The U.S. House of Representatives could vote today on a water authorization bill that, among other things, would move the Savannah Harbor deepening project closer to reality.
The Water Resources Reform and Development Act calls for final feasibility studies on the project, which Georgia officials have been pushing for years.
“Here in Gainesville-Hall County, it’s important to us,” said Kit Dunlap, president and CEO of the Greater Hall Chamber of Commerce. “It (affects) poultry, automotive suppliers and I don’t know what all that goes through the port.”
Speaking to the chamber in January, James “Jamie” C. McCurry Jr., the Georgia Ports Authority’s senior director of administration and government affairs, said Hall County shipped cargo worth $620 million in 2012, including more than 3,000 20-foot cargo containers for imports and 1,000 for exports.
The $652 million project calls for deepening the port from 42 feet, its current depth at low tide, to 47 feet.
Rep. Doug Collins, R-Gainesville, plans to vote for the bill, which was approved by the House Committee on Transportation and Infrastructure on Sept. 19, said his spokeswoman, Kelley McNabb.
“As it is right now, (the legislation) is a win for Georgia in terms of the port of Savannah and the general sense of fairness vis-à-vis the water wars (between Georgia, Florida and Alabama),” she said.
The Senate approved its version of the bill, the Water Resources Development Act, in May.
Alabama Sen. Jeff Sessions had backed language in the original bill that would have limited how much water metro Atlanta and North Georgia communities could take from two federal reservoirs without getting congressional approval.
Georgia Republican Sens. Johnny Isakson and Saxby Chambliss succeeded in getting that restriction removed from the final version of the bill.
Collins was among 12 of 14 Georgia House members who later sent a letter to Transportation and Infrastructure committee members Reps. Bill Shuster and Nick J. Rahall II, asking them to oppose “the inclusion of any similar language (in the House version) that could be viewed as taking sides in this interstate dispute.”
Shuster, a Pennsylvania Republican, is the committee’s chairman, and Rahall, a West Virginia Democrat, is its ranking member.
The letter “from the delegation had a great effect,” McNabb said, adding the Alabama language wasn’t in the House version.
However, several Georgia delegation members “are watching (late) amendments closely.”
Georgia, Alabama and Florida have been embroiled in a 20-year legal dispute over water usage in the Apalachicola-Chattahoochee-Flint River Basin. Much of the debate has centered over Lake Lanier, which serves as a primary drinking water source for metro Atlanta.
The dispute has heated up since the committee’s approval of the bill.
Florida filed a legal action Oct. 1 in the U.S. Supreme Court alleging Georgia’s “overconsumption” of water in the ACF harmed Apalachicola Bay, battering its seafood industry.

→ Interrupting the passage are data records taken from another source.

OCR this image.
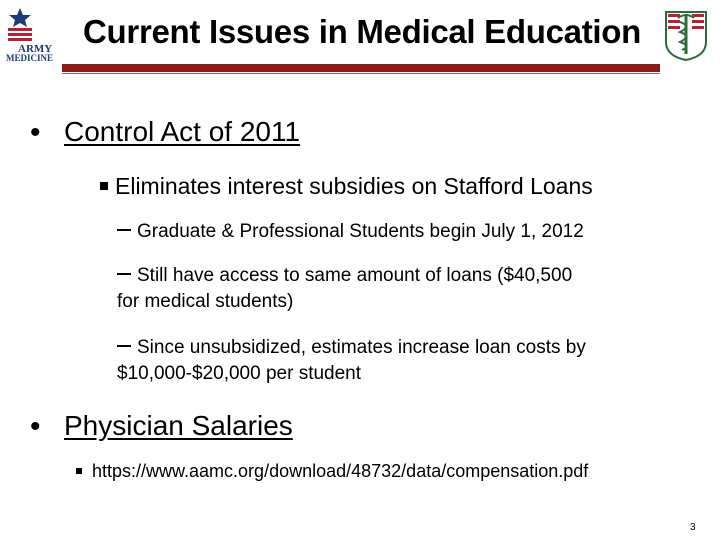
ARMY
MEDICINE
Current Issues in Medical Education
• Control Act of 2011
Eliminates interest subsidies on Stafford Loans
Graduate & Professional Students begin July 1, 2012
Still have access to same amount of loans ($40,500
for medical students)
Since unsubsidized, estimates increase loan costs by
$10,000-$20,000 per student
• Physician Salaries
https://www.aamc.org/download/48732/data/compensation.pdf
3
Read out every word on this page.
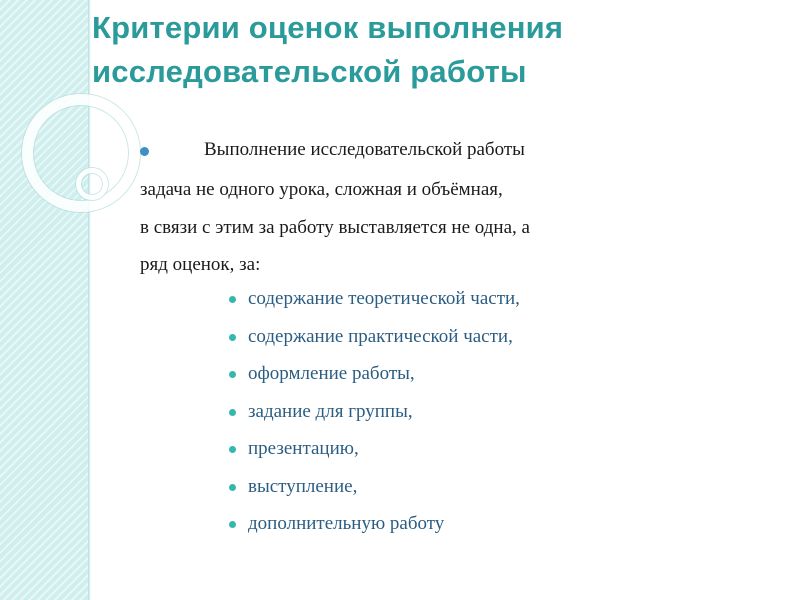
Критерии оценок выполнения
исследовательской работы
Выполнение исследовательской работы
задача не одного урока, сложная и объёмная,
в связи с этим за работу выставляется не одна, а
ряд оценок, за:
содержание теоретической части,
содержание практической части,
оформление работы,
задание для группы,
презентацию,
выступление,
дополнительную работу
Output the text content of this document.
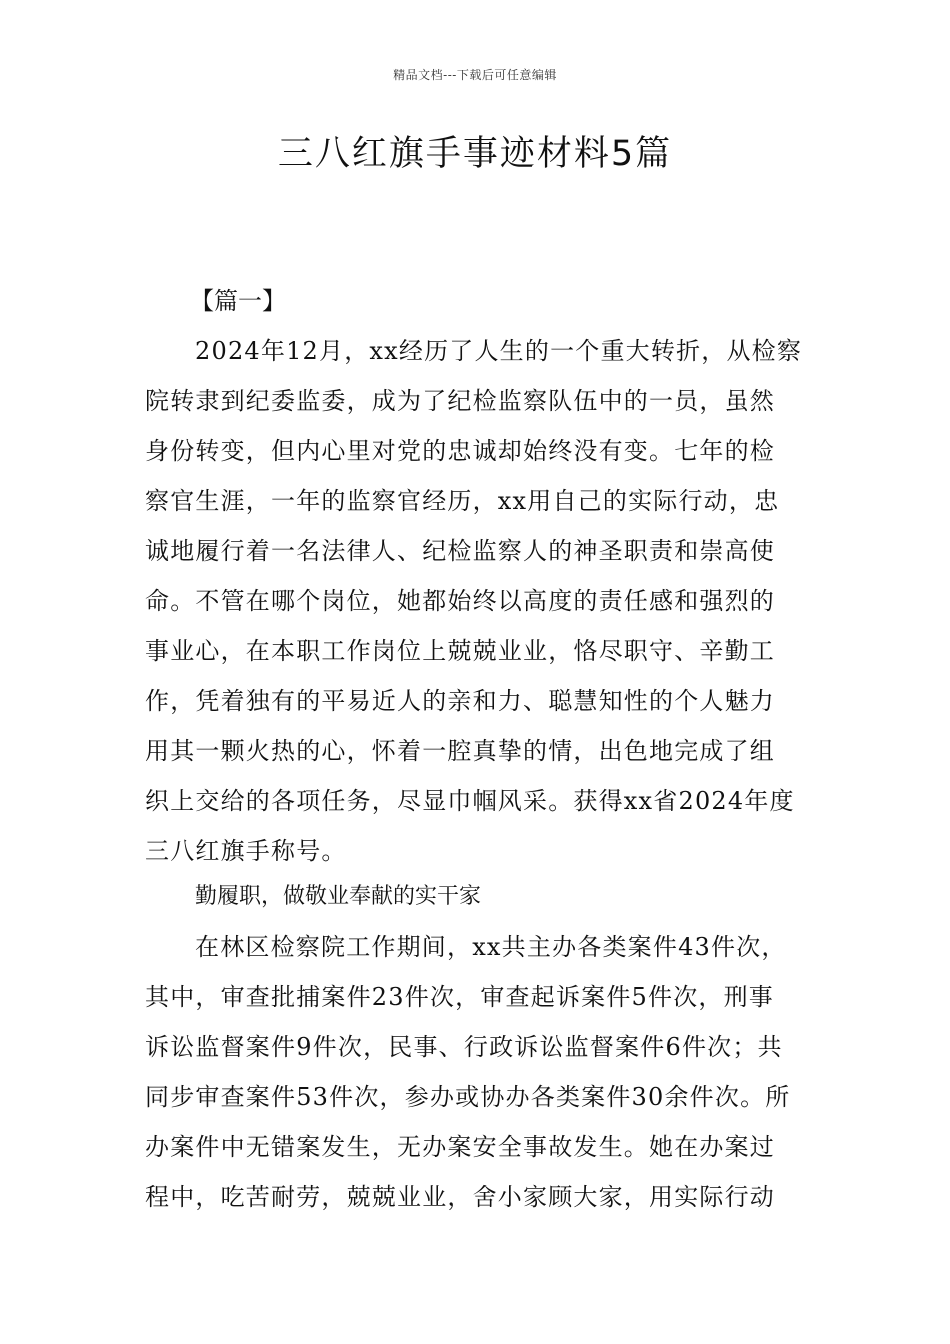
精品文档---下载后可任意编辑
三八红旗手事迹材料5篇
【篇一】
2024年12月，xx经历了人生的一个重大转折，从检察
院转隶到纪委监委，成为了纪检监察队伍中的一员，虽然
身份转变，但内心里对党的忠诚却始终没有变。七年的检
察官生涯，一年的监察官经历，xx用自己的实际行动，忠
诚地履行着一名法律人、纪检监察人的神圣职责和崇高使
命。不管在哪个岗位，她都始终以高度的责任感和强烈的
事业心，在本职工作岗位上兢兢业业，恪尽职守、辛勤工
作，凭着独有的平易近人的亲和力、聪慧知性的个人魅力
用其一颗火热的心，怀着一腔真挚的情，出色地完成了组
织上交给的各项任务，尽显巾帼风采。获得xx省2024年度
三八红旗手称号。
勤履职，做敬业奉献的实干家
在林区检察院工作期间，xx共主办各类案件43件次，
其中，审查批捕案件23件次，审查起诉案件5件次，刑事
诉讼监督案件9件次，民事、行政诉讼监督案件6件次；共
同步审查案件53件次，参办或协办各类案件30余件次。所
办案件中无错案发生，无办案安全事故发生。她在办案过
程中，吃苦耐劳，兢兢业业，舍小家顾大家，用实际行动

“The only ‘unmitigated consumption’ going on around here is Florida’s waste of our tax dollars on a frivolous lawsuit,” said Georgia Gov. Nathan Deal’s spokesman, Brian Robinson, at the time.
The House bill also “contains no earmarks and establishes a process for project approval with congressional oversight,” according to the Washington, D.C.-based National Association of Counties.
“This language differs from ... bill that passed the Senate (that) gives the (U.S. Army Corps of Engineers) sole authority over what projects should move forward.”